The workers remain wage-workers are they neither own nor control the means of production, which is under state control, they remain dispossessed, and therefore confront the objective conditions of their labour as alien property. Such state ownership is private class property.

Of course, expropriation/nationalisation by a bourgeois state of corporations or businesses undermine the interests of the specific owners if they are removed from their access to capital. But the social relationship of capital is not abolished through state ownership in and of itself. It merely changes the faces of the personalised representatives of Capital (vs. Labour).

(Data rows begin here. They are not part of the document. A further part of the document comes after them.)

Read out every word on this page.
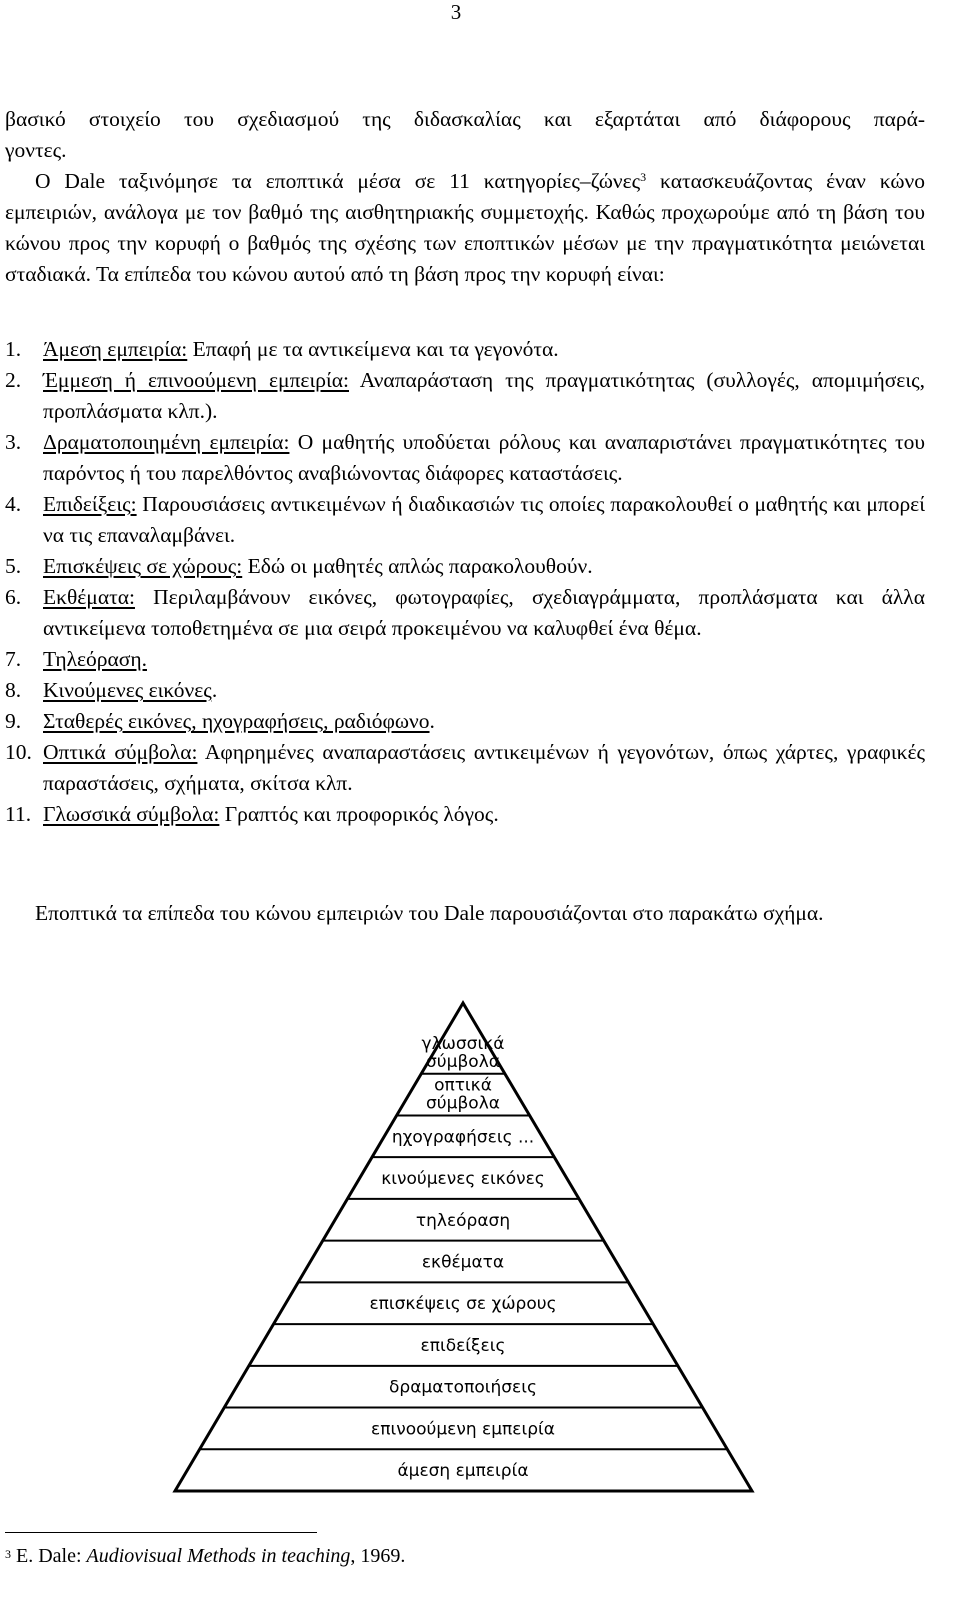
3

βασικό στοιχείο του σχεδιασμού της διδασκαλίας και εξαρτάται από διάφορους παρά-

γοντες.

Ο Dale ταξινόμησε τα εποπτικά μέσα σε 11 κατηγορίες–ζώνες$^3$ κατασκευάζοντας έναν κώνο εμπειριών, ανάλογα με τον βαθμό της αισθητηριακής συμμετοχής. Καθώς προχωρούμε από τη βάση του κώνου προς την κορυφή ο βαθμός της σχέσης των εποπτικών μέσων με την πραγματικότητα μειώνεται σταδιακά. Τα επίπεδα του κώνου αυτού από τη βάση προς την κορυφή είναι:

1.	Άμεση εμπειρία: Επαφή με τα αντικείμενα και τα γεγονότα.
2.	Έμμεση ή επινοούμενη εμπειρία: Αναπαράσταση της πραγματικότητας (συλλογές, απομιμήσεις, προπλάσματα κλπ.).
3.	Δραματοποιημένη εμπειρία: Ο μαθητής υποδύεται ρόλους και αναπαριστάνει πραγματικότητες του παρόντος ή του παρελθόντος αναβιώνοντας διάφορες καταστάσεις.
4.	Επιδείξεις: Παρουσιάσεις αντικειμένων ή διαδικασιών τις οποίες παρακολουθεί ο μαθητής και μπορεί να τις επαναλαμβάνει.
5.	Επισκέψεις σε χώρους: Εδώ οι μαθητές απλώς παρακολουθούν.
6.	Εκθέματα: Περιλαμβάνουν εικόνες, φωτογραφίες, σχεδιαγράμματα, προπλάσματα και άλλα αντικείμενα τοποθετημένα σε μια σειρά προκειμένου να καλυφθεί ένα θέμα.
7.	Τηλεόραση.
8.	Κινούμενες εικόνες.
9.	Σταθερές εικόνες, ηχογραφήσεις, ραδιόφωνο.
10. Οπτικά σύμβολα: Αφηρημένες αναπαραστάσεις αντικειμένων ή γεγονότων, όπως χάρτες, γραφικές παραστάσεις, σχήματα, σκίτσα κλπ.
11. Γλωσσικά σύμβολα: Γραπτός και προφορικός λόγος.

Εποπτικά τα επίπεδα του κώνου εμπειριών του Dale παρουσιάζονται στο παρακάτω σχήμα.

γλωσσικά
σύμβολα
οπτικά
σύμβολα
ηχογραφήσεις ...
κινούμενες εικόνες
τηλεόραση
εκθέματα
επισκέψεις σε χώρους
επιδείξεις
δραματοποιήσεις
επινοούμενη εμπειρία
άμεση εμπειρία
$^3$ E. Dale: Audiovisual Methods in teaching, 1969.
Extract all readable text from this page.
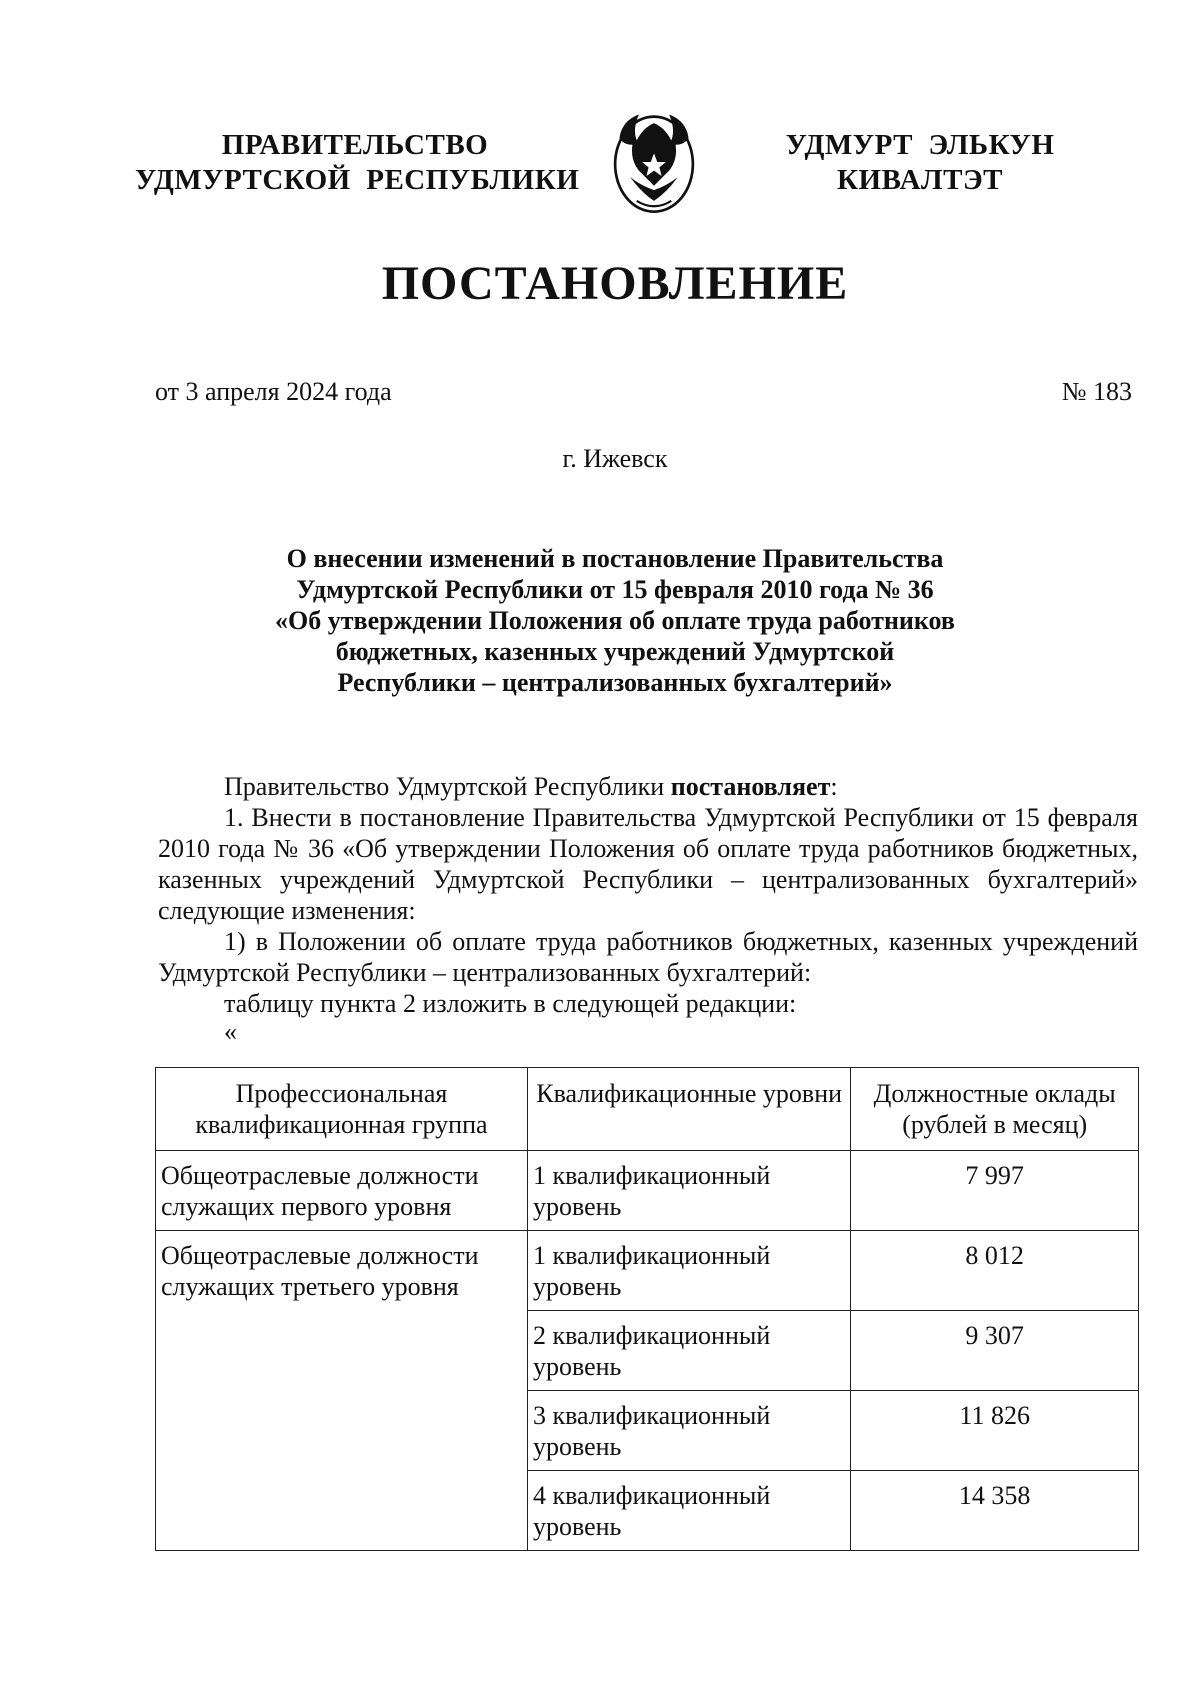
ПРАВИТЕЛЬСТВО
УДМУРТСКОЙ  РЕСПУБЛИКИ
УДМУРТ  ЭЛЬКУН
КИВАЛТЭТ
ПОСТАНОВЛЕНИЕ
от 3 апреля 2024 года	№ 183
г. Ижевск
О внесении изменений в постановление Правительства
Удмуртской Республики от 15 февраля 2010 года № 36
«Об утверждении Положения об оплате труда работников
бюджетных, казенных учреждений Удмуртской
Республики – централизованных бухгалтерий»

Правительство Удмуртской Республики постановляет:

1. Внести в постановление Правительства Удмуртской Республики от 15 февраля 2010 года № 36 «Об утверждении Положения об оплате труда работников бюджетных, казенных учреждений Удмуртской Республики – централизованных бухгалтерий» следующие изменения:

1) в Положении об оплате труда работников бюджетных, казенных учреждений Удмуртской Республики – централизованных бухгалтерий:

таблицу пункта 2 изложить в следующей редакции:

«

Профессиональная квалификационная группа	Квалификационные уровни	Должностные оклады (рублей в месяц)
Общеотраслевые должности служащих первого уровня	1 квалификационный уровень	7 997
Общеотраслевые должности служащих третьего уровня	1 квалификационный уровень	8 012
	2 квалификационный уровень	9 307
	3 квалификационный уровень	11 826
	4 квалификационный уровень	14 358
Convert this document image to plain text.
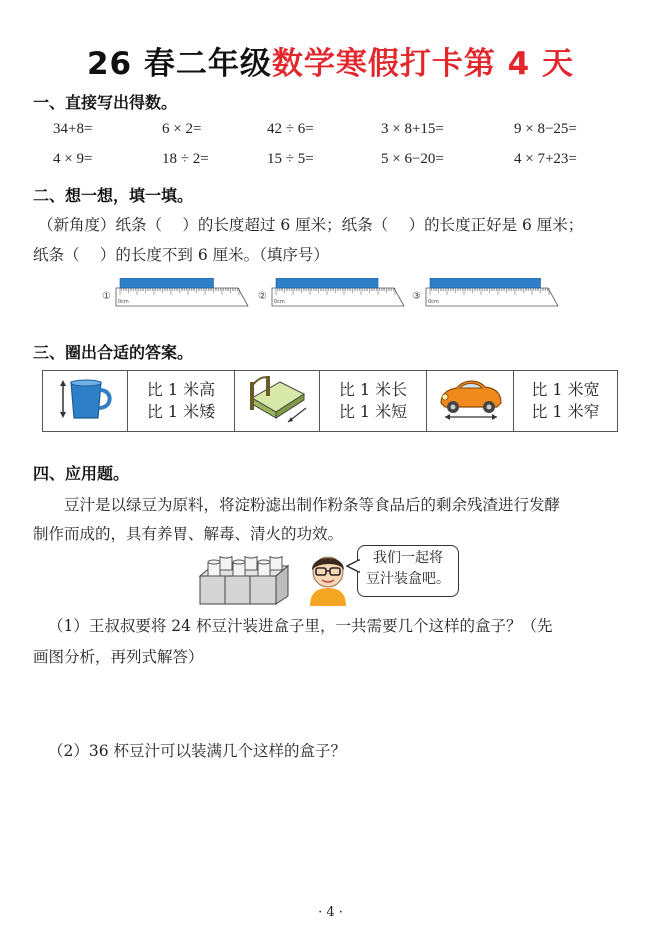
26 春二年级数学寒假打卡第 4 天
一、直接写出得数。
34+8=	6 × 2=	42 ÷ 6=	3 × 8+15=	9 × 8−25=
4 × 9=	18 ÷ 2=	15 ÷ 5=	5 × 6−20=	4 × 7+23=
二、想一想，填一填。
（新角度）纸条（　 ）的长度超过 6 厘米；纸条（　 ）的长度正好是 6 厘米；
纸条（　 ）的长度不到 6 厘米。（填序号）
① 0cm	② 0cm	③ 0cm
三、圈出合适的答案。

比 1 米高
比 1 米矮

比 1 米长
比 1 米短

比 1 米宽
比 1 米窄
四、应用题。
豆汁是以绿豆为原料，将淀粉滤出制作粉条等食品后的剩余残渣进行发酵
制作而成的，具有养胃、解毒、清火的功效。
我们一起将
豆汁装盒吧。
（1）王叔叔要将 24 杯豆汁装进盒子里，一共需要几个这样的盒子？（先
画图分析，再列式解答）
（2）36 杯豆汁可以装满几个这样的盒子？
· 4 ·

This is different from social revolution which threatens the interests of the general owners, the capitalist class as a whole, by removing them from their access to capital, by undermining capital itself.
Therefore, nationalisation can trigger a reaction to it similar to a threat of socialisation (as socialisation too removes their access to capital).

Marxism 101.

If nationalisation, as you seem to claim, is a socialist measure as the corporate interests of (multi)national states is undermined, then where do you draw the line? Iran, India, Western Europe, Burma, Saudi Arabia, all have or had extensive state ownership, planning, and control over the 'commanding heights' of the economy.